Le soufisme est un aspect de la sagesse éternelle, universelle, qui s’est incarné dans le corps de la religion islamique, née en Arabie au 7e siècle. On peut le définir comme la dimension intérieure, spirituelle de l’islam, et de l’islam sunnite pour l’essentiel.
Parmi les diverses significations évoquées du terme sûfî, deux sont plausibles sur le plan linguistique. La première, immatérielle, fait dériver le terme du verbe arabe sûfiya, « il a été purifié ». Le but du soufisme serait donc de reconduire l’homme à la pureté originelle, dans cet état où il n’était pas encore différencié du monde spirituel. Selon la seconde étymologie, le mot sûfî dérive du mot sûf, la laine.
Les débuts du soufisme
Le soufisme s’est développé en climat sunnite, car il est fondé sur l’intériorisation du modèle muhammadien, la sunna*. La relation de maître à disciple, fondamentale, n’y a de sens qu’en référence au Prophète, le « Maître des maîtres », et tout ordre soufi trouve sa légitimité dans la « chaîne initiatique » qui remonte à lui. Les saints musulmans s’alimentent donc à l’influx béni (baraka) de celui qui est pour eux « l’Homme parfait ».
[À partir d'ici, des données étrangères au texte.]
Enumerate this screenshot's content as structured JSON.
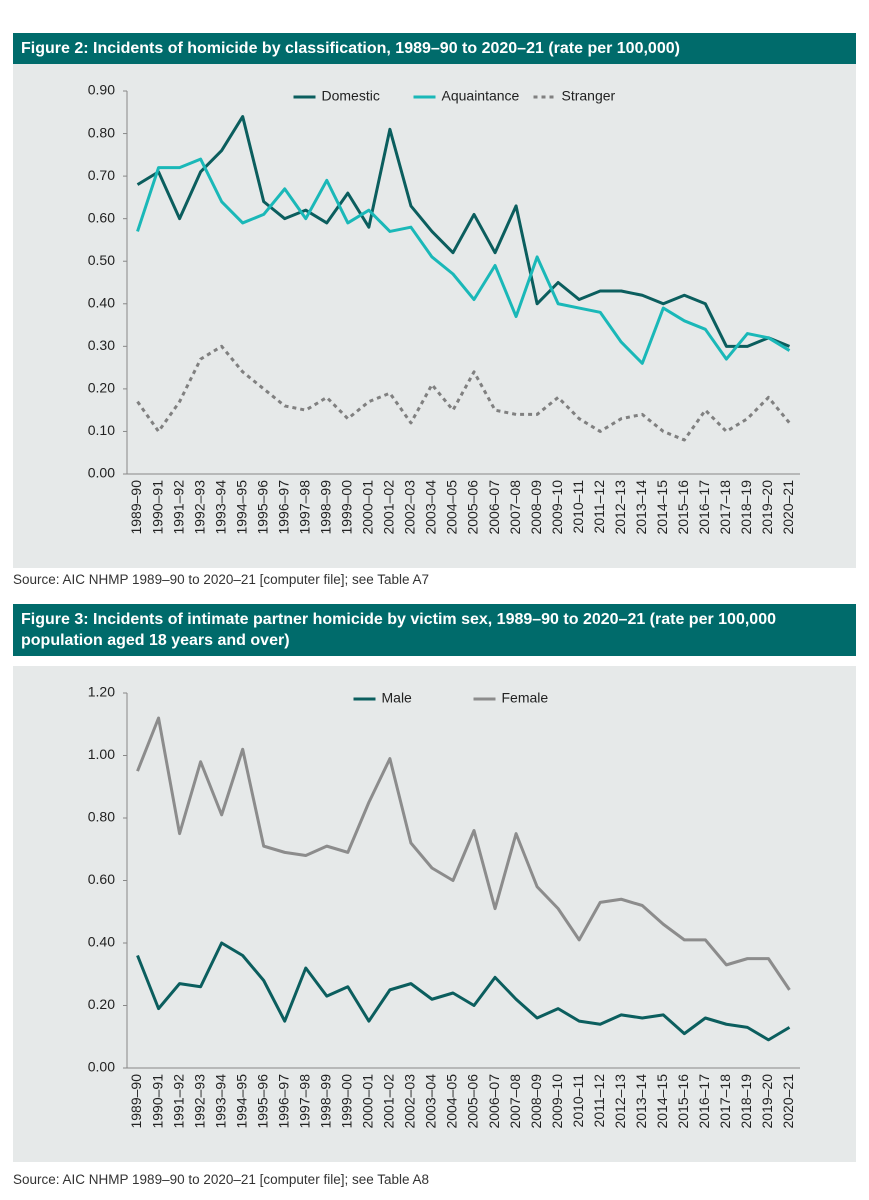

Le soufisme ne saurait être un phénomène marginal dans la culture islamique, puisqu’il s’emploie à maintenir sans cesse une harmonie entre les aspects exotérique et ésotérique du message islamique. Il éclaire ainsi de l’intérieur le dogme et les rites de l’islam, leur donnant sens. Face à l’emprise croissante du droit musulman au fil des siècles, les soufis, qui étaient souvent de grands oulémas* 2 (savants en sciences islamiques), rappellent que seul l’Esprit est à même de vivifier les formes, et de lutter contre la sclérose de la pensée islamique. C’est en cela qu’ils définissent leur discipline comme « le cœur vivant de l’islam ».
Au cours des deux ou trois premiers siècles de l’islam, toute la typologie de la sainteté universelle se déploie dans le nouveau cadre islamique. Une véritable profusion d’expériences et de tempéraments spirituels se fait jour alors dans le monde musulman. Trois mouvances spirituelles se dégagent…
Les trois voies
1) Le renoncement au monde
Jusqu’au 9e siècle, la spiritualité islamique s’inscrit presque exclusivement dans le cadre du zuhd, mot que l’on peut traduire par détachement ou renoncement. Cette attitude intérieure, qui consiste à envisager ce bas monde avec une certaine distance, trouve son ancrage dans le Coran, qui enjoint les êtres humains à ne pas être dupes de l’illusion des plaisirs terrestres. Elle se nourrit également de l’exemple du Prophète, qui incitait autrui à juguler l’âme charnelle, l’ego. Pour autant, il prônait l’équilibre dans la vie religieuse et donnait au corps tous ses droits. Il dut parfois freiner le zèle ascétique de l’un ou l’autre de ses compagnons.
Ce mouvement ascétique vient en grande partie en réaction au caractère mondain de la dynastie umayyade, qui gouverne la communauté musulmane de 661 à 750, et aux nombreuses injustices que l’histoire lui impute : Mu‘âwiya, premier calife umayyade, a pris le pouvoir au calife légitime, ‘Alî, cousin et gendre du Prophète, considéré par tous comme un grand spirituel.